Everything about him felt as if she’d known him for so, so long, maybe in a neglected corner of her mind where she paid attention to dreams and desires.
‘Will you have dinner with me tonight?’ she blurted out.
She could see the mild surprise in his eyes. ‘I would love to. Do you mean just the two of us, or—?’
‘Just the two of us,’ she replied, before she could think through what it was she had just done, or the probability that he would reject her. When she’d first started out in advertising, she’d learned to let her impulses loose, even the crazy ones, even the ones that would never work in a million years. Because sometimes they did work.
But she hadn’t let her impulses loose for some time, now.
‘I mean, don’t worry if you don’t want to, I know you’re busy, and—’
‘I would love to.’
That brought her up short. ‘Oh.’ She swallowed, put some more poise into her voice, and said, ‘Well, that’s wonderful. How about eight o’clock?’
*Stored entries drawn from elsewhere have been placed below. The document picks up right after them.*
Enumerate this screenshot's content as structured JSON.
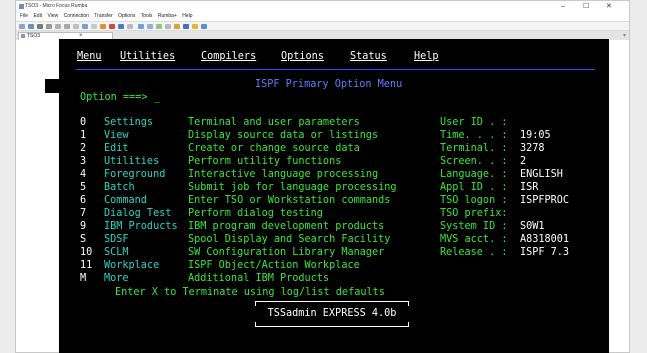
{
  "window": {
    "title": "TSO3 - Micro Focus Rumba",
    "minimize": "–",
    "maximize": "☐",
    "close": "✕"
  },
  "app_menu": [
    "File",
    "Edit",
    "View",
    "Connection",
    "Transfer",
    "Options",
    "Tools",
    "Rumba+",
    "Help"
  ],
  "session_tab": {
    "label": "TSO3",
    "close": "×"
  },
  "action_bar": [
    "Menu",
    "Utilities",
    "Compilers",
    "Options",
    "Status",
    "Help"
  ],
  "panel_title": "ISPF Primary Option Menu",
  "option_prompt": "Option ===> _",
  "options": [
    {
      "key": "0",
      "name": "Settings",
      "desc": "Terminal and user parameters"
    },
    {
      "key": "1",
      "name": "View",
      "desc": "Display source data or listings"
    },
    {
      "key": "2",
      "name": "Edit",
      "desc": "Create or change source data"
    },
    {
      "key": "3",
      "name": "Utilities",
      "desc": "Perform utility functions"
    },
    {
      "key": "4",
      "name": "Foreground",
      "desc": "Interactive language processing"
    },
    {
      "key": "5",
      "name": "Batch",
      "desc": "Submit job for language processing"
    },
    {
      "key": "6",
      "name": "Command",
      "desc": "Enter TSO or Workstation commands"
    },
    {
      "key": "7",
      "name": "Dialog Test",
      "desc": "Perform dialog testing"
    },
    {
      "key": "9",
      "name": "IBM Products",
      "desc": "IBM program development products"
    },
    {
      "key": "S",
      "name": "SDSF",
      "desc": "Spool Display and Search Facility"
    },
    {
      "key": "10",
      "name": "SCLM",
      "desc": "SW Configuration Library Manager"
    },
    {
      "key": "11",
      "name": "Workplace",
      "desc": "ISPF Object/Action Workplace"
    },
    {
      "key": "M",
      "name": "More",
      "desc": "Additional IBM Products"
    }
  ],
  "info": [
    {
      "label": "User ID . :",
      "value": ""
    },
    {
      "label": "Time. . . :",
      "value": "19:05"
    },
    {
      "label": "Terminal. :",
      "value": "3278"
    },
    {
      "label": "Screen. . :",
      "value": "2"
    },
    {
      "label": "Language. :",
      "value": "ENGLISH"
    },
    {
      "label": "Appl ID . :",
      "value": "ISR"
    },
    {
      "label": "TSO logon :",
      "value": "ISPFPROC"
    },
    {
      "label": "TSO prefix:",
      "value": ""
    },
    {
      "label": "System ID :",
      "value": "S0W1"
    },
    {
      "label": "MVS acct. :",
      "value": "A8318001"
    },
    {
      "label": "Release . :",
      "value": "ISPF 7.3"
    }
  ],
  "exit_hint": "Enter X to Terminate using log/list defaults",
  "popup_text": "TSSadmin EXPRESS 4.0b",
  "colors": {
    "terminal_bg": "#000000",
    "field": "#26d6c3",
    "input": "#35e835",
    "title": "#5f7bff"
  }
}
‘Fantastic.’ His smile was both genuine and perfect. He nodded back towards the restaurant. ‘Shall we go and be professional now?’
‘Definitely.’ She stepped through the ladies’ room door and joined him, walking back across the restaurant, wondering with every step what the hell she had just got herself into.
Four and a half hours later, she was still wondering. Except this time she was pacing the living room of her high-ceilinged, brick-walled loft, wringing her hands.
Half of her was remembering Jay at lunch that afternoon. How he’d smiled when he’d said yes to her date, his hand curled intimately around her wrist. And then the rest of the meal, where they’d stuck safely to talk about modelling and the campaign and more general chat, and Jane had felt more like herself.
Except for the moments when she’d watched him eat. Knife and fork, held in his long-fingered hands. It was silly to be aroused by watching somebody cut his food. But she was. His movements were economical, the tendons on the back of his hand flexing, his fingers agile.
Whenever he took a bite of his risotto, she had to consider his mouth. How his bottom lip was fuller than the top. How both lips curved upwards at the corners, in a sexy near-smile. How white and even his teeth were.